Friday, May 28, 2010

Medical complications

Medical complications are the little fine print that is listed at the bottom of the form you sign before consenting for the procedure. Or they can be that lovely 'side effect' of a procedure or something. How do you really define it? Is my husband's keloid scarring after surgery that required further treatment a medical complication? Is a friend's reaction to chemo that required hospitalization considered a medical complication? Is an infection after surgery considered a complication?

I think we all basically assume that with any medical procedure, that there is some risk of complication, reaction, infection, etc that requires the need for additional treatment.

At first glance this article makes sense "Who Pays for Medical Complications". Insurance companies are not reimbursing providers for additional care needed after medical complications in an effort for hospitals to use safer procedures and cleaner facilities. Logic is there I think.
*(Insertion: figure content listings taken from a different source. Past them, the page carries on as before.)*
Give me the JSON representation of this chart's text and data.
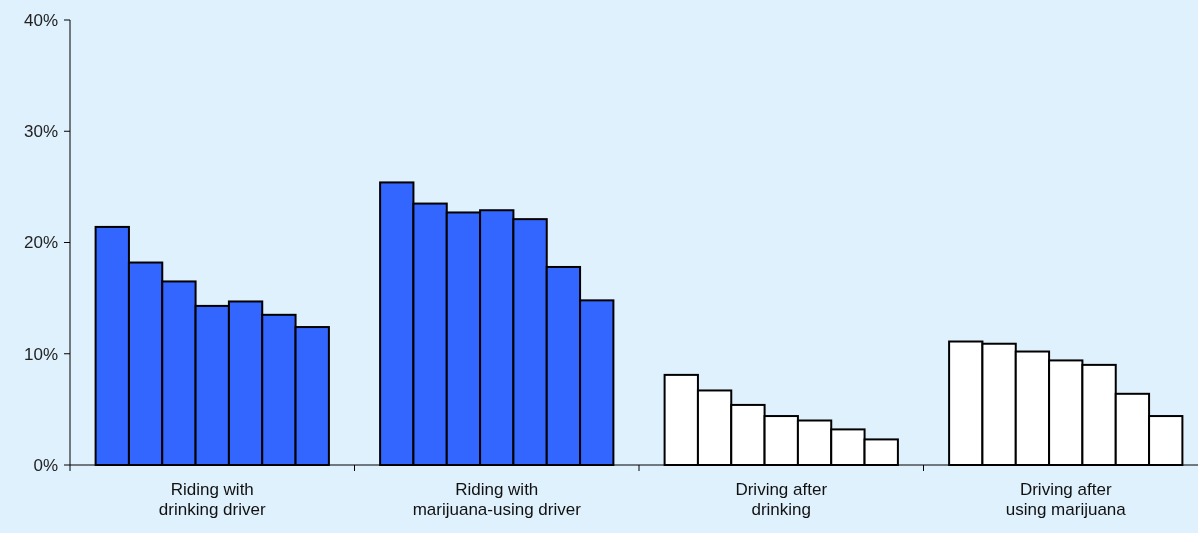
{
  "chart_data": {
    "type": "bar",
    "categories": [
      "Riding with\ndrinking driver",
      "Riding with\nmarijuana-using driver",
      "Driving after\ndrinking",
      "Driving after\nusing marijuana"
    ],
    "series": [
      {
        "colors": [
          "#3366ff",
          "#3366ff",
          "#ffffff",
          "#ffffff"
        ],
        "values": [
          21.4,
          25.4,
          8.1,
          11.1
        ]
      },
      {
        "colors": [
          "#3366ff",
          "#3366ff",
          "#ffffff",
          "#ffffff"
        ],
        "values": [
          18.2,
          23.5,
          6.7,
          10.9
        ]
      },
      {
        "colors": [
          "#3366ff",
          "#3366ff",
          "#ffffff",
          "#ffffff"
        ],
        "values": [
          16.5,
          22.7,
          5.4,
          10.2
        ]
      },
      {
        "colors": [
          "#3366ff",
          "#3366ff",
          "#ffffff",
          "#ffffff"
        ],
        "values": [
          14.3,
          22.9,
          4.4,
          9.4
        ]
      },
      {
        "colors": [
          "#3366ff",
          "#3366ff",
          "#ffffff",
          "#ffffff"
        ],
        "values": [
          14.7,
          22.1,
          4.0,
          9.0
        ]
      },
      {
        "colors": [
          "#3366ff",
          "#3366ff",
          "#ffffff",
          "#ffffff"
        ],
        "values": [
          13.5,
          17.8,
          3.2,
          6.4
        ]
      },
      {
        "colors": [
          "#3366ff",
          "#3366ff",
          "#ffffff",
          "#ffffff"
        ],
        "values": [
          12.4,
          14.8,
          2.3,
          4.4
        ]
      }
    ],
    "ylim": [
      0,
      40
    ],
    "yticks": [
      {
        "value": 0,
        "label": "0%"
      },
      {
        "value": 10,
        "label": "10%"
      },
      {
        "value": 20,
        "label": "20%"
      },
      {
        "value": 30,
        "label": "30%"
      },
      {
        "value": 40,
        "label": "40%"
      }
    ],
    "grid": false
  }
}
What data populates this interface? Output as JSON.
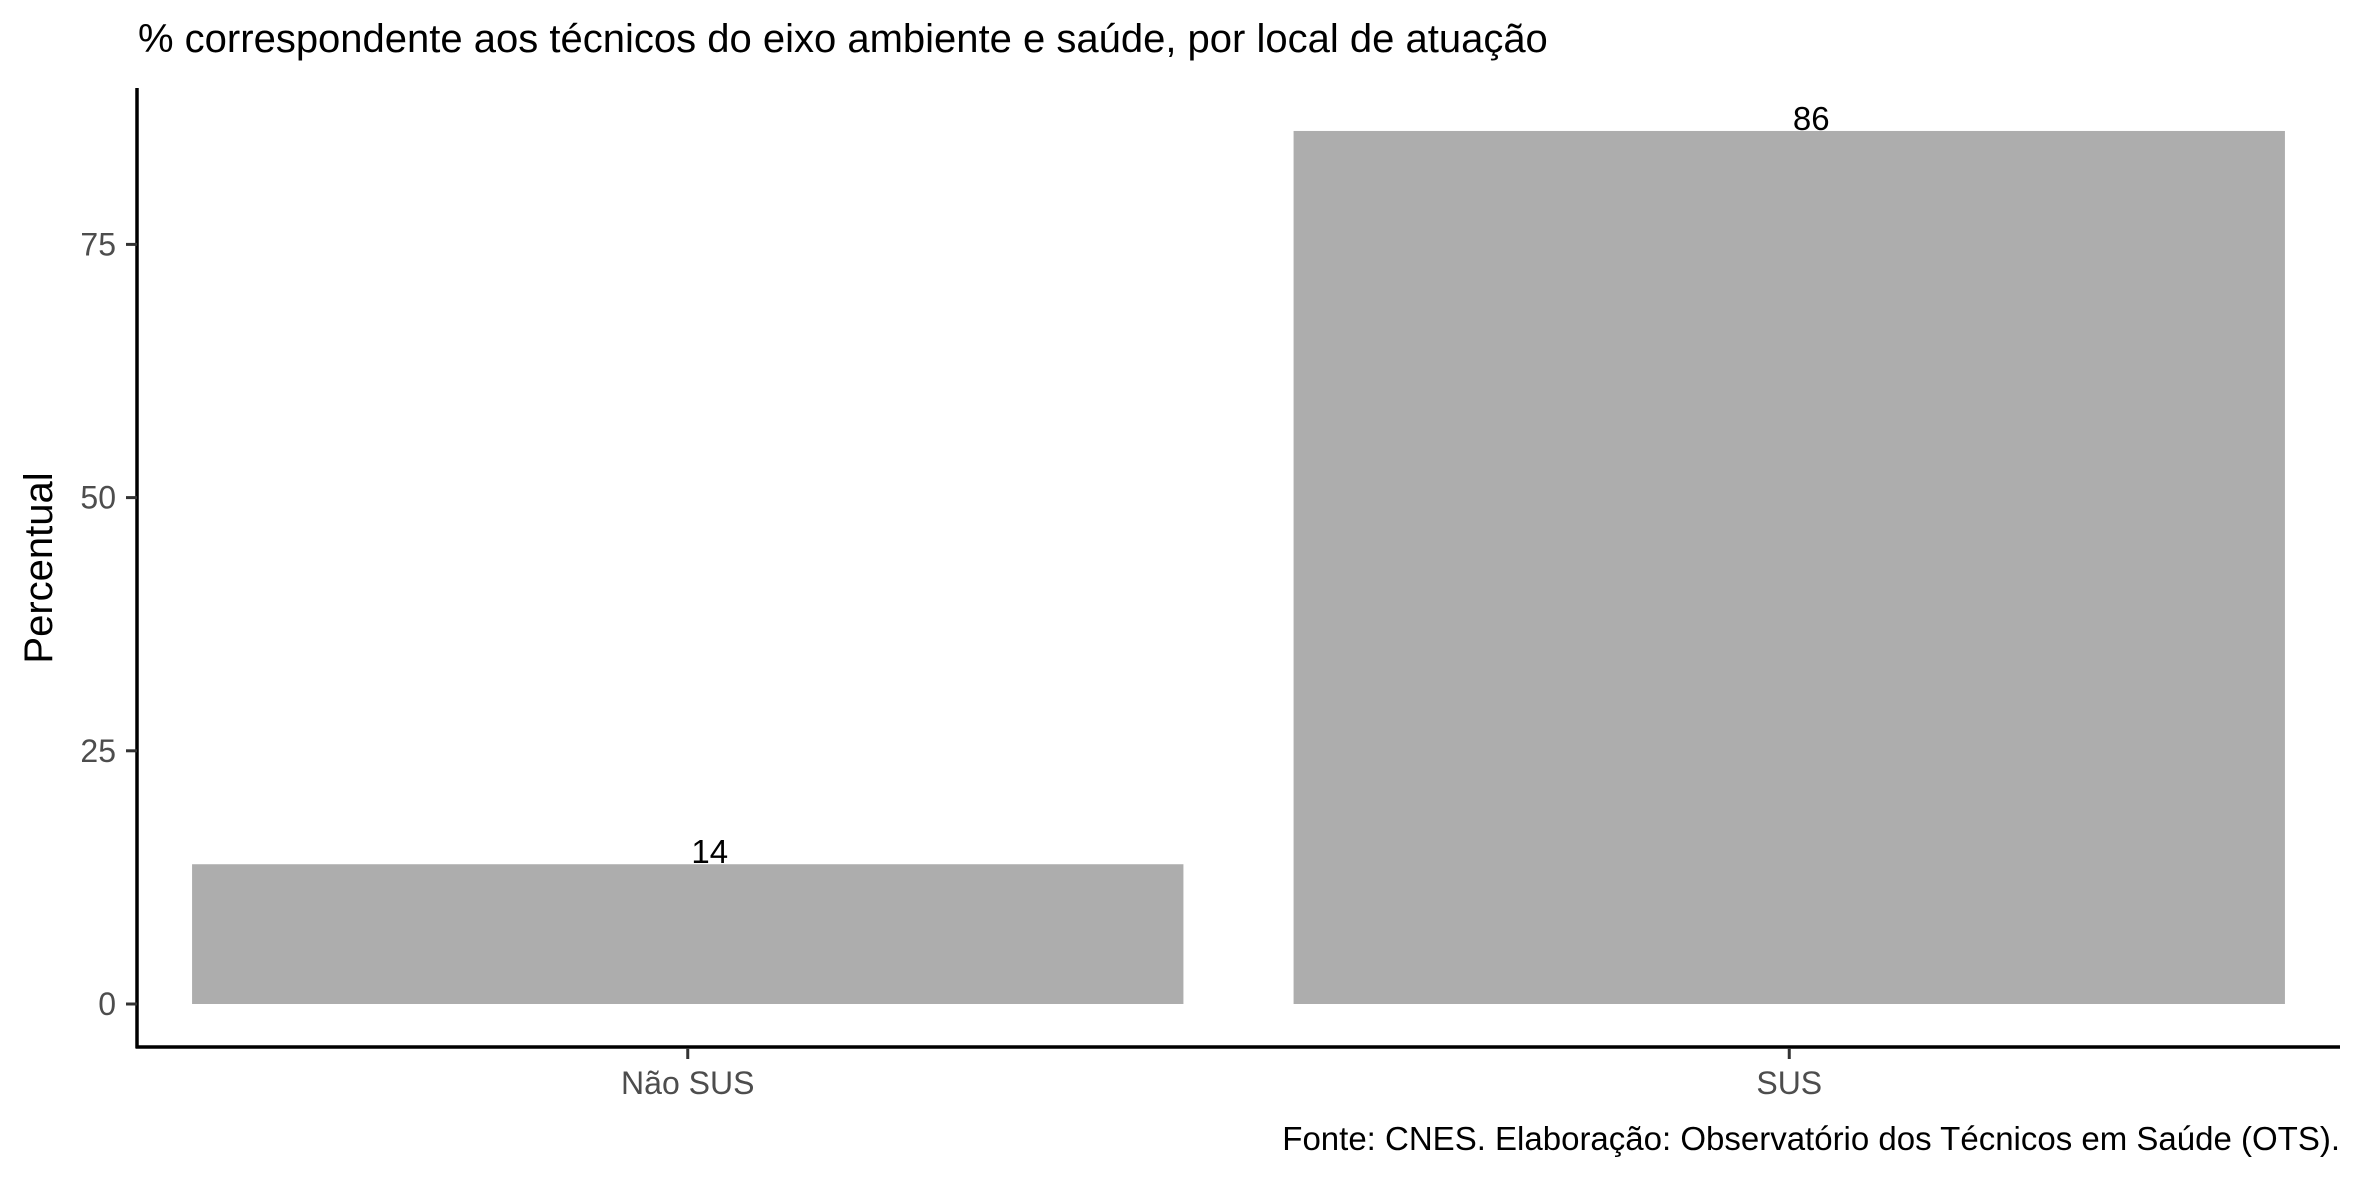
{
  "chart_data": {
    "type": "bar",
    "title": "% correspondente aos técnicos do eixo ambiente e saúde, por local de atuação",
    "xlabel": "",
    "ylabel": "Percentual",
    "categories": [
      "Não SUS",
      "SUS"
    ],
    "values": [
      13.8,
      86.2
    ],
    "data_labels": [
      "14",
      "86"
    ],
    "ylim": [
      0,
      90.5
    ],
    "yticks": [
      0,
      25,
      50,
      75
    ],
    "ytick_labels": [
      "0",
      "25",
      "50",
      "75"
    ],
    "bar_color": "#adadad",
    "grid": false,
    "legend": "none",
    "caption": "Fonte: CNES. Elaboração: Observatório dos Técnicos em Saúde (OTS)."
  }
}
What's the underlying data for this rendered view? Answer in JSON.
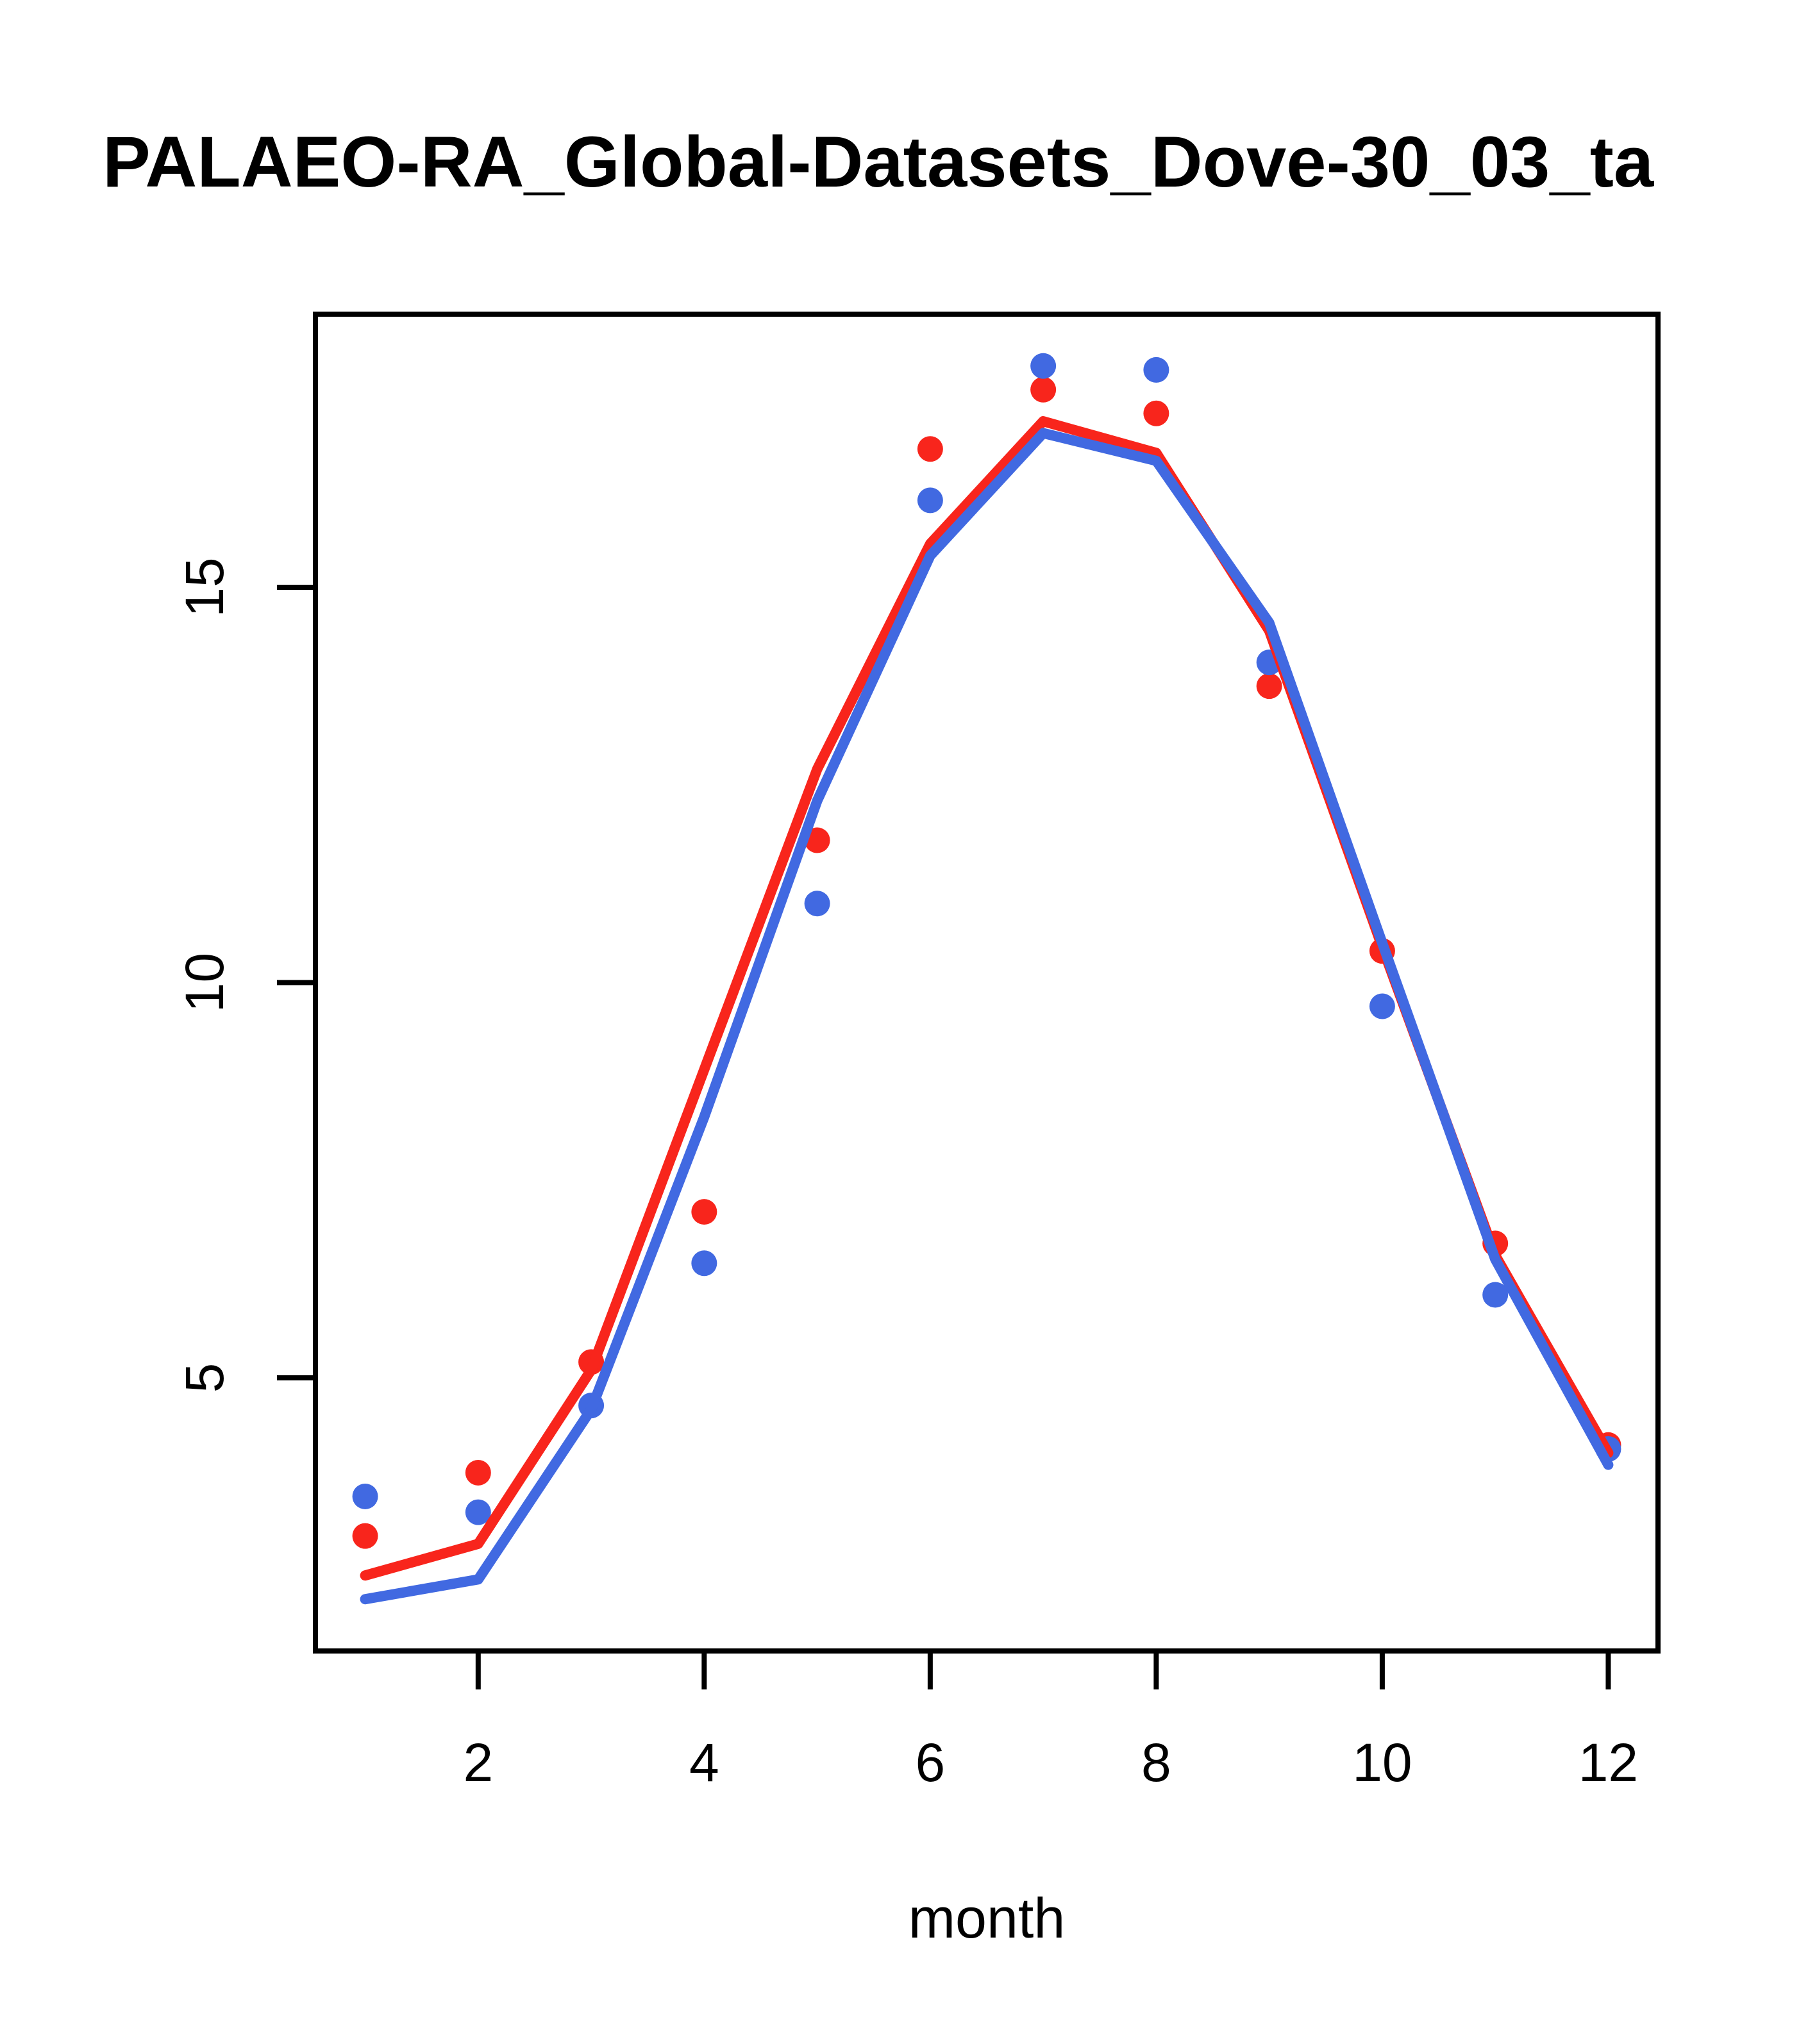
{
  "title": "PALAEO-RA_Global-Datasets_Dove-30_03_ta",
  "chart_data": {
    "type": "line",
    "title": "PALAEO-RA_Global-Datasets_Dove-30_03_ta",
    "xlabel": "month",
    "ylabel": "",
    "x": [
      1,
      2,
      3,
      4,
      5,
      6,
      7,
      8,
      9,
      10,
      11,
      12
    ],
    "x_ticks": [
      2,
      4,
      6,
      8,
      10,
      12
    ],
    "y_ticks": [
      5,
      10,
      15
    ],
    "xlim": [
      0.56,
      12.44
    ],
    "ylim": [
      1.545,
      18.455
    ],
    "grid": false,
    "legend_position": "none",
    "colors": {
      "red": "#f8251c",
      "blue": "#4169e1",
      "axis": "#000000"
    },
    "series": [
      {
        "name": "red-points",
        "style": "points",
        "color": "#f8251c",
        "values": [
          3.0,
          3.8,
          5.2,
          7.1,
          11.8,
          16.75,
          17.5,
          17.2,
          13.75,
          10.4,
          6.7,
          4.15
        ]
      },
      {
        "name": "blue-points",
        "style": "points",
        "color": "#4169e1",
        "values": [
          3.5,
          3.3,
          4.65,
          6.45,
          11.0,
          16.1,
          17.8,
          17.75,
          14.05,
          9.7,
          6.05,
          4.1
        ]
      },
      {
        "name": "red-line",
        "style": "line",
        "color": "#f8251c",
        "values": [
          2.5,
          2.9,
          5.1,
          8.9,
          12.7,
          15.55,
          17.1,
          16.7,
          14.45,
          10.45,
          6.55,
          4.05
        ]
      },
      {
        "name": "blue-line",
        "style": "line",
        "color": "#4169e1",
        "values": [
          2.2,
          2.45,
          4.6,
          8.3,
          12.3,
          15.4,
          16.95,
          16.6,
          14.55,
          10.5,
          6.5,
          3.9
        ]
      }
    ]
  }
}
But wait a minute, how are insurance companies allowed to make decisions like this? For example, where will they draw the line? What if they say 'after any appendectomy a patient who needs more than two days of antibiotics is clearly having a complication and we won't cover that'? I am all for nice clean, modern medical facilities but I really dislike judgment calls on my medical care made by big corporations who are looking at the bottom line and not on what I really need to be healthy again.

Enough food for thought for the day. I am motivated to get up and get moving this morning. We are off for a fun day. I can't wait.

1 comment:

linda said...

Well then, who does pay for the treatment of medical complications? This smells like a cost cut that comes right out of the patients' pockets.